Scottie Scheffler, o atual número um do mundo, está a passar por uma fase de turbulência, e o seu desempenho no Genesis Invitational foi um reflexo claro desse estado emocional tempestuoso. Com um chapéu torto e uma frustração à vista, Scheffler não parecia o jogador imperturbável a que todos se habituaram. A pressão e a expectativa começaram a pesar sobre os ombros do campeão, levantando questões sobre a sua forma nas primeiras voltas e o seu temperamento em campo. Para esclarecer a situação, o psicólogo desportivo Dr. Bhrett McCabe não hesitou em dar um diagnóstico incisivo sobre o comportamento de Scheffler.
“Eu espero que, como competidor, isso te irrite”, afirmou McCabe. “Não há vantagem competitiva em mostrar raiva ao meu oponente. Não vou dar uma penalização desnecessária.” Estas palavras ecoam a luta interna que Scheffler tem enfrentado, especialmente depois de ter iniciado 2026 com uma vitória convincente no American Express, onde terminou com uma impressionante volta de 66, garantindo uma vitória por quatro golpes. Contudo, desde então, a sua performance nas primeiras voltas tem sido questionável.

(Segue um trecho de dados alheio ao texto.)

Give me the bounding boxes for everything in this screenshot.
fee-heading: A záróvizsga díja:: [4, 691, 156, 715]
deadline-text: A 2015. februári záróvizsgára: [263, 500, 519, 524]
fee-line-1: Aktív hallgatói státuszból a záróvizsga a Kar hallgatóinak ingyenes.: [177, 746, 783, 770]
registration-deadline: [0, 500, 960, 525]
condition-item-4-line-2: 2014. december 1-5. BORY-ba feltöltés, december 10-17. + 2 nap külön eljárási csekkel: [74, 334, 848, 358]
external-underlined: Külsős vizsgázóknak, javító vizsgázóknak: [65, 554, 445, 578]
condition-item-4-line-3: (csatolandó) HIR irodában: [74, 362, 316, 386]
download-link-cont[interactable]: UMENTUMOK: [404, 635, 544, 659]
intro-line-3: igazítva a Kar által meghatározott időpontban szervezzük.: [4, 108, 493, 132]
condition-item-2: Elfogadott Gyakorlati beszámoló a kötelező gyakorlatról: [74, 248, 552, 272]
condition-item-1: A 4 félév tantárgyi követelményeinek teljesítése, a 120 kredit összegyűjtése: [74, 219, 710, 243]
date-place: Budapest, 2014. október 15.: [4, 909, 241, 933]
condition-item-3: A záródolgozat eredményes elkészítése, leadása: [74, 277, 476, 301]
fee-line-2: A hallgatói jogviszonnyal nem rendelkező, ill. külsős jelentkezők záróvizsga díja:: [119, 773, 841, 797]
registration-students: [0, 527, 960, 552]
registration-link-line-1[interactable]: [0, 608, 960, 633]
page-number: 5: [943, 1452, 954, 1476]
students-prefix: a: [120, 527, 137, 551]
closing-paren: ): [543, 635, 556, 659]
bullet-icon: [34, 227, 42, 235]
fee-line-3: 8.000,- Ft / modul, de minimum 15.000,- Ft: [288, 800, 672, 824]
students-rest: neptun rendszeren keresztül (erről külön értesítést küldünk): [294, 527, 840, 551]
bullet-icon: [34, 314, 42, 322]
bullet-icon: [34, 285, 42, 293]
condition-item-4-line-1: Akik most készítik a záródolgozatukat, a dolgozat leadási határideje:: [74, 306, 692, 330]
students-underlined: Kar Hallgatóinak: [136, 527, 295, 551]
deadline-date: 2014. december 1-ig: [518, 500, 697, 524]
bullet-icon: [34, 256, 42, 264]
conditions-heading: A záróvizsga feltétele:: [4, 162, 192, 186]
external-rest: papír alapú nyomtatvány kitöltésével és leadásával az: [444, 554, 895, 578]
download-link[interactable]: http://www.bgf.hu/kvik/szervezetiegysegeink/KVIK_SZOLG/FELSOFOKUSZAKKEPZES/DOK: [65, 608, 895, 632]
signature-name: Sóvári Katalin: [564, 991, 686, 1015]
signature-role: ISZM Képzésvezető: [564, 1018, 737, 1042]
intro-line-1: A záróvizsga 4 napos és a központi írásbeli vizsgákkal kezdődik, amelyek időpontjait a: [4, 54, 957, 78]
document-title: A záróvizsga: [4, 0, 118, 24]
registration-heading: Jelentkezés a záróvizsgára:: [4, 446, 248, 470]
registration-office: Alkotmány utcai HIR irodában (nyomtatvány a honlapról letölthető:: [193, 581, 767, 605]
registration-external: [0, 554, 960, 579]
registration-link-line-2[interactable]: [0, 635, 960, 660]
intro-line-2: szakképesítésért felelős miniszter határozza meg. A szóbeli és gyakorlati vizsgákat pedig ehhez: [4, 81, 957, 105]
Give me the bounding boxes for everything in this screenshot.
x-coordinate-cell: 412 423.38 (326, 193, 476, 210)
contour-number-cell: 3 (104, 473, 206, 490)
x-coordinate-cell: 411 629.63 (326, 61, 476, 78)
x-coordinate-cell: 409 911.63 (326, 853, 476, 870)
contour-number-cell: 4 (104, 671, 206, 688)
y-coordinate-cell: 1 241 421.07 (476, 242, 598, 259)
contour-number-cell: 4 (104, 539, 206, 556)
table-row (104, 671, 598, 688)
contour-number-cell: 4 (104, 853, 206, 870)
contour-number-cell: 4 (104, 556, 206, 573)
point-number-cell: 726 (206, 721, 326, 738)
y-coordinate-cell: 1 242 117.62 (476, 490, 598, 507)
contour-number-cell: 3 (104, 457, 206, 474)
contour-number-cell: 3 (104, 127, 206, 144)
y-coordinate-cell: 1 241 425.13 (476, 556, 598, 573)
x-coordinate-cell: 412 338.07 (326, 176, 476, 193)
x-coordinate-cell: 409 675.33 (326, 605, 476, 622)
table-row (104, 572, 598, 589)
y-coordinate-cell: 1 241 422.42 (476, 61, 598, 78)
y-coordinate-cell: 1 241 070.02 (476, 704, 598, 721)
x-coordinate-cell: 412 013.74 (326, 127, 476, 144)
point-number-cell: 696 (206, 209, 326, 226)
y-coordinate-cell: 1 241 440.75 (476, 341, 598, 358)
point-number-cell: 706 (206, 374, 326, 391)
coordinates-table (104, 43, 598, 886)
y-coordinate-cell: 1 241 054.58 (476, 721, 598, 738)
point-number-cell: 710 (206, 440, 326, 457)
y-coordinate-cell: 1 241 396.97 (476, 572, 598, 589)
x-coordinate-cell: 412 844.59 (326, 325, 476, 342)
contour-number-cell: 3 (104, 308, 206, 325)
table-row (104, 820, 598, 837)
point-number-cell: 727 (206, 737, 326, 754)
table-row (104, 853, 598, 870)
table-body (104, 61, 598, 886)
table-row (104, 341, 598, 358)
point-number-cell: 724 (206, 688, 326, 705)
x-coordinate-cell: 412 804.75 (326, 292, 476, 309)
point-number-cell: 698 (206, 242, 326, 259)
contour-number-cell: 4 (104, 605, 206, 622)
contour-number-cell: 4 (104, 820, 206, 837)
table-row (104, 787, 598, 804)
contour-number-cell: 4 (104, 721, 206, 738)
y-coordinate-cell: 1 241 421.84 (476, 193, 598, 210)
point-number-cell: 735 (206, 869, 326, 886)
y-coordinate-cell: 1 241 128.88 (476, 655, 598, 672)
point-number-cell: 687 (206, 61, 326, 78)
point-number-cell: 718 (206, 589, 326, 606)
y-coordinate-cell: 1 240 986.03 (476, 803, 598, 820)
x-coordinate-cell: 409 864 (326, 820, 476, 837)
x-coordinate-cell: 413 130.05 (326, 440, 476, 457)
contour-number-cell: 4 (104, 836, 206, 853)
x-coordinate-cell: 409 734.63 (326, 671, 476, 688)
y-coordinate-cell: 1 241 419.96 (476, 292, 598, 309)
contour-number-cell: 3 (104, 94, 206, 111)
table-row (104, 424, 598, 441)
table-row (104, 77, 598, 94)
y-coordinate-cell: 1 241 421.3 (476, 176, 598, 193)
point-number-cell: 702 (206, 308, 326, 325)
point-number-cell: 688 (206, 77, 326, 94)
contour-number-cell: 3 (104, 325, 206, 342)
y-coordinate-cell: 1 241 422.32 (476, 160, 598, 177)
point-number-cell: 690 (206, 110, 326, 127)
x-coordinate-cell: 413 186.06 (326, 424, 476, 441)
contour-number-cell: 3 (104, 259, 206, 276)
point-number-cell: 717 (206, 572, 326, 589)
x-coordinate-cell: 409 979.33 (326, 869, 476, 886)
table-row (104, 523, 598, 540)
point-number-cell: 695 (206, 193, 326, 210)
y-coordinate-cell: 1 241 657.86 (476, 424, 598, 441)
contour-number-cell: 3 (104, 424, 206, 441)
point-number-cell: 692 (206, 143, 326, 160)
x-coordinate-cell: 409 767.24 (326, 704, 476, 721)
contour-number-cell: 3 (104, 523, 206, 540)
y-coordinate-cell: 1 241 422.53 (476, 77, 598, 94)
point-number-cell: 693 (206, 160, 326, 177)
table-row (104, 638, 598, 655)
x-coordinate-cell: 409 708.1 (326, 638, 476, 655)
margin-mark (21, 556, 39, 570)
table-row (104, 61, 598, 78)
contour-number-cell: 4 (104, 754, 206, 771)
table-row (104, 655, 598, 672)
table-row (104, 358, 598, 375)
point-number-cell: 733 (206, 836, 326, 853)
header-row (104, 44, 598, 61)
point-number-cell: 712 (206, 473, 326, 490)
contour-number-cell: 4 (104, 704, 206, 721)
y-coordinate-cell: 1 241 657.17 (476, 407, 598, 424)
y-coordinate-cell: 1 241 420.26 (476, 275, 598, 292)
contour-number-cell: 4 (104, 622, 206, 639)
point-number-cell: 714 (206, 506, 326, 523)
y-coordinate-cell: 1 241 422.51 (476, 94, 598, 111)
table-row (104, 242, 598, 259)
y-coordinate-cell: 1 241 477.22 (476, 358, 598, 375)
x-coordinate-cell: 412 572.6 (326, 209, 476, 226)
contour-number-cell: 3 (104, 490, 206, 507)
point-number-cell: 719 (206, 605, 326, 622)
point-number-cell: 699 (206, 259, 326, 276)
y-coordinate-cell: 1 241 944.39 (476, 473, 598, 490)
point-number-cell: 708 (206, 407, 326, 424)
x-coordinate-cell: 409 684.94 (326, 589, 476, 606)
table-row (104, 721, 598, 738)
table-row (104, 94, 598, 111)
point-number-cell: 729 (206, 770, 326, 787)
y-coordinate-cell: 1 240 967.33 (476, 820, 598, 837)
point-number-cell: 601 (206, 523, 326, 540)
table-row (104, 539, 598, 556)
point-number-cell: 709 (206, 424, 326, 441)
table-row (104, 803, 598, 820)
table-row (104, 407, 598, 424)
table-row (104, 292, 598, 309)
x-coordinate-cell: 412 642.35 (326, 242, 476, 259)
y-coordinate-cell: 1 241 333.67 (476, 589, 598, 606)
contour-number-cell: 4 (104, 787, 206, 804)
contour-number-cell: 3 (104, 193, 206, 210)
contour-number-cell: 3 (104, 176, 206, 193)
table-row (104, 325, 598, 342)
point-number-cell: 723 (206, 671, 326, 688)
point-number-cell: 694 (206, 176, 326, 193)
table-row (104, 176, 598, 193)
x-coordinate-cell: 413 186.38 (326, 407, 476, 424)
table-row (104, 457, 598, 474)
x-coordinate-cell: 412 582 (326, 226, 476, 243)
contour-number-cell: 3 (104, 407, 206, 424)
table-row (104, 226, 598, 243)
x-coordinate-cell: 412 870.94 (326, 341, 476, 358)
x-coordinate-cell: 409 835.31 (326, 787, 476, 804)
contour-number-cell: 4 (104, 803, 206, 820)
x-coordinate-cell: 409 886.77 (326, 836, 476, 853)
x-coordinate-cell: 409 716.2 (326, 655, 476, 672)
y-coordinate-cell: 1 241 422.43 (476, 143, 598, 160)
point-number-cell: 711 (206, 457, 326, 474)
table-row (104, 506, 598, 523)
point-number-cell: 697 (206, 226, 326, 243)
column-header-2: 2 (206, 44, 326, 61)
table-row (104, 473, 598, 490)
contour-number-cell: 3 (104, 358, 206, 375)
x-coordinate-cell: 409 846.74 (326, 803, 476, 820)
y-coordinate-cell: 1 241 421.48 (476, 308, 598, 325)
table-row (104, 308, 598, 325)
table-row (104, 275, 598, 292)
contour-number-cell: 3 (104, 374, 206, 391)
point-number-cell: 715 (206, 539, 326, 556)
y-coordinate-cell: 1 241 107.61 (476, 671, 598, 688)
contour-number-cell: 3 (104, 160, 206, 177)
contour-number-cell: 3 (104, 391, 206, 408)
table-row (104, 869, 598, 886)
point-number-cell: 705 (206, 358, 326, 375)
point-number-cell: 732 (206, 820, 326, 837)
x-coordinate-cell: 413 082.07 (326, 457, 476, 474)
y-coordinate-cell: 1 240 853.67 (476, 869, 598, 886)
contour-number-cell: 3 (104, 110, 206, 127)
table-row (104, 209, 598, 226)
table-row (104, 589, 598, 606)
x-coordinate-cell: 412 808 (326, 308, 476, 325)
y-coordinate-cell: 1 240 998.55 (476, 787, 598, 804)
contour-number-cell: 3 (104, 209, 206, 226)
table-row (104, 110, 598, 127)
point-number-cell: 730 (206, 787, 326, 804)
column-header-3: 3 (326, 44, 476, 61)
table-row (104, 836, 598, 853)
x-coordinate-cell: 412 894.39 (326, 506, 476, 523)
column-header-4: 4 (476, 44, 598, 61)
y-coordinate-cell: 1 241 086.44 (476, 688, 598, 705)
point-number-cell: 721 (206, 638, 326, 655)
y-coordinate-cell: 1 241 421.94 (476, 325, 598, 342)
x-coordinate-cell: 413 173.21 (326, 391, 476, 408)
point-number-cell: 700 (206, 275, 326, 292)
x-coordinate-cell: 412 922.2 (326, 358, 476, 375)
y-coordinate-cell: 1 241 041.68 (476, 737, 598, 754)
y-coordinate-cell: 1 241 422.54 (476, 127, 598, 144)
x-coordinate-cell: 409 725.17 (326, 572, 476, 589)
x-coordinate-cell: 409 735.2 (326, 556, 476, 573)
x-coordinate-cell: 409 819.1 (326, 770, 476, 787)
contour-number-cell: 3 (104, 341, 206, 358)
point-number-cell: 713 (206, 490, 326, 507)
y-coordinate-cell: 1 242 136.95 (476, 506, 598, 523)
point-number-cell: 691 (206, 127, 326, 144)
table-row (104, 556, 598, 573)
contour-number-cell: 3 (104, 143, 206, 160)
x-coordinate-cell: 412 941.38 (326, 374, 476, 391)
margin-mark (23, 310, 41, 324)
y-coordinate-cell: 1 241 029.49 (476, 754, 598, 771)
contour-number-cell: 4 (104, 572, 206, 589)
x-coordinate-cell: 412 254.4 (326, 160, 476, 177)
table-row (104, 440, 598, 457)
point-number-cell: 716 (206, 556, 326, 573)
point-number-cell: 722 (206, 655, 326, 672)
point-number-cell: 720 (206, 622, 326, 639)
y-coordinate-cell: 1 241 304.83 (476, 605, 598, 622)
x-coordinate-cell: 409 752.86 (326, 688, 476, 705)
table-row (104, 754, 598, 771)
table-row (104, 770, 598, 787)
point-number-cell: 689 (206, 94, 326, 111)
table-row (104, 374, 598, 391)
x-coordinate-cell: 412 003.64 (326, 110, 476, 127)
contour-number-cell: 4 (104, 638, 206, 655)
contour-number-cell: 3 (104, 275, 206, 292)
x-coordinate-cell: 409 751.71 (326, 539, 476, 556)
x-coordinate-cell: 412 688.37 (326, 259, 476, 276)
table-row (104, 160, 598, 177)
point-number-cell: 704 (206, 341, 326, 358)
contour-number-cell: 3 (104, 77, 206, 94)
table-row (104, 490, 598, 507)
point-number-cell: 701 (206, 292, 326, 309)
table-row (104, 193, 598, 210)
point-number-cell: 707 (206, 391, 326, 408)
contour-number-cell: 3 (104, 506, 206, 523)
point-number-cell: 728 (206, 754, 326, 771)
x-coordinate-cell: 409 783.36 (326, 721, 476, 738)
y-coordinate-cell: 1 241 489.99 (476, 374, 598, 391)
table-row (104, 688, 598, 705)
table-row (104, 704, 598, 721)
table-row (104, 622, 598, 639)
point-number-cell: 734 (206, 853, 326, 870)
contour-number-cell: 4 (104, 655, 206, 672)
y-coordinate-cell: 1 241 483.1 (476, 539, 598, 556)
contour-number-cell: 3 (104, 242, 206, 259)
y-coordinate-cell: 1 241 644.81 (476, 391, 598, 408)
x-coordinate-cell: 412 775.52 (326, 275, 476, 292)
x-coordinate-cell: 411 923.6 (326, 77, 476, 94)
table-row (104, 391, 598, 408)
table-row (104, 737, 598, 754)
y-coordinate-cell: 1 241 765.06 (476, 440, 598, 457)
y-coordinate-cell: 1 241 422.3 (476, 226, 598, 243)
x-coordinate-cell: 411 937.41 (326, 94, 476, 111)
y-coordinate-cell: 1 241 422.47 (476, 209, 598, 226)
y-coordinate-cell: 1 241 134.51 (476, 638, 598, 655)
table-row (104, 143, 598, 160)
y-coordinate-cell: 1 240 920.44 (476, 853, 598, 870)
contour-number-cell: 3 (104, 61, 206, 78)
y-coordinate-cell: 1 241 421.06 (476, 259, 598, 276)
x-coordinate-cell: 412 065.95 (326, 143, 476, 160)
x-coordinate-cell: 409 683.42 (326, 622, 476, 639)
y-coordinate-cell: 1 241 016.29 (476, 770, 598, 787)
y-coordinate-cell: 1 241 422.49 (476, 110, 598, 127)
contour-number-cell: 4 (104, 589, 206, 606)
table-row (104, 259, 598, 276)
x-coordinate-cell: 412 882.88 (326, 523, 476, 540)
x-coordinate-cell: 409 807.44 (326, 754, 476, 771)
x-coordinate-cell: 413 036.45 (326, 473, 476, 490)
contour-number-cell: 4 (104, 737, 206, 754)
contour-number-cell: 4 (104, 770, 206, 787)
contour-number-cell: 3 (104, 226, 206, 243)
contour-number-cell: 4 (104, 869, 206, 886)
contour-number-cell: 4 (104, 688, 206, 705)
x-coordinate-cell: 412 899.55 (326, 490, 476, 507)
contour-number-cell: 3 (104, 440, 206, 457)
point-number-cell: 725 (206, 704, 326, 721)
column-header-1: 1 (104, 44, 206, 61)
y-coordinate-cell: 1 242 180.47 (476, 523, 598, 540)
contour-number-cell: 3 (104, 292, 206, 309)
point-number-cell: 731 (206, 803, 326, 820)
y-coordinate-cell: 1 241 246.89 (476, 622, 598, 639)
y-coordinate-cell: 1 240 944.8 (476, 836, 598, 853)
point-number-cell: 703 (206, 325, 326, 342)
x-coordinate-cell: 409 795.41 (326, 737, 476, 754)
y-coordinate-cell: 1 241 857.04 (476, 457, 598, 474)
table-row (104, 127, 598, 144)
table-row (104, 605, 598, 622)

Embora tenha terminado em T3 no WM Phoenix Open e em T4 no AT&T Pebble Beach Pro-Am, Scheffler começou essas competições com voltas de 73 e 72, revelando um padrão preocupante de arranques lentos. No Genesis Invitational, este padrão voltou a ser evidente, com uma primeira volta de 74, considerada por muitos como uma das piores da sua carreira. O impacto emocional foi palpável, com os fãs a testemunharem a sua frustração crescente. Após o sétimo buraco, Scheffler deixou cair o seu putter e caminhou para o oitavo buraco numa tentativa de se acalmar, uma estratégia que remete aos seus tempos de infância.
O seu treinador, Randy Smith, lembrou que, desde pequeno, Scheffler competia ferozmente contra qualquer um que encontrasse no campo. Embora tenha acumulado vitórias desde cedo, a sua resposta a derrotas era fugir, só para voltar em menos de quinze minutos à procura de um novo desafio. Este espírito competitivo é o que o distingue, mas também o que o leva a explosões emocionais, como a que ocorreu após um duplo bogey no oitavo buraco, onde disparou gritos de frustração e até bateu uma porta de um banheiro portátil.
Dr. McCabe, que já trabalhou com grandes nomes como Jon Rahm e Billy Horschel, alertou que estas explosões de raiva podem dar uma vantagem competitiva aos adversários. No entanto, a habilidade de Scheffler de limpar a mente após uma derrota em apenas quinze minutos poderá ser a chave para se recuperar rapidamente. De uma posição crítica, quase fora do torneio, Scheffler conseguiu um feito notável, subindo 21 posições após a segunda volta para terminar em T42, garantindo a sua passagem para o fim de semana com birdies em buracos cruciais e um par de sete pés no final.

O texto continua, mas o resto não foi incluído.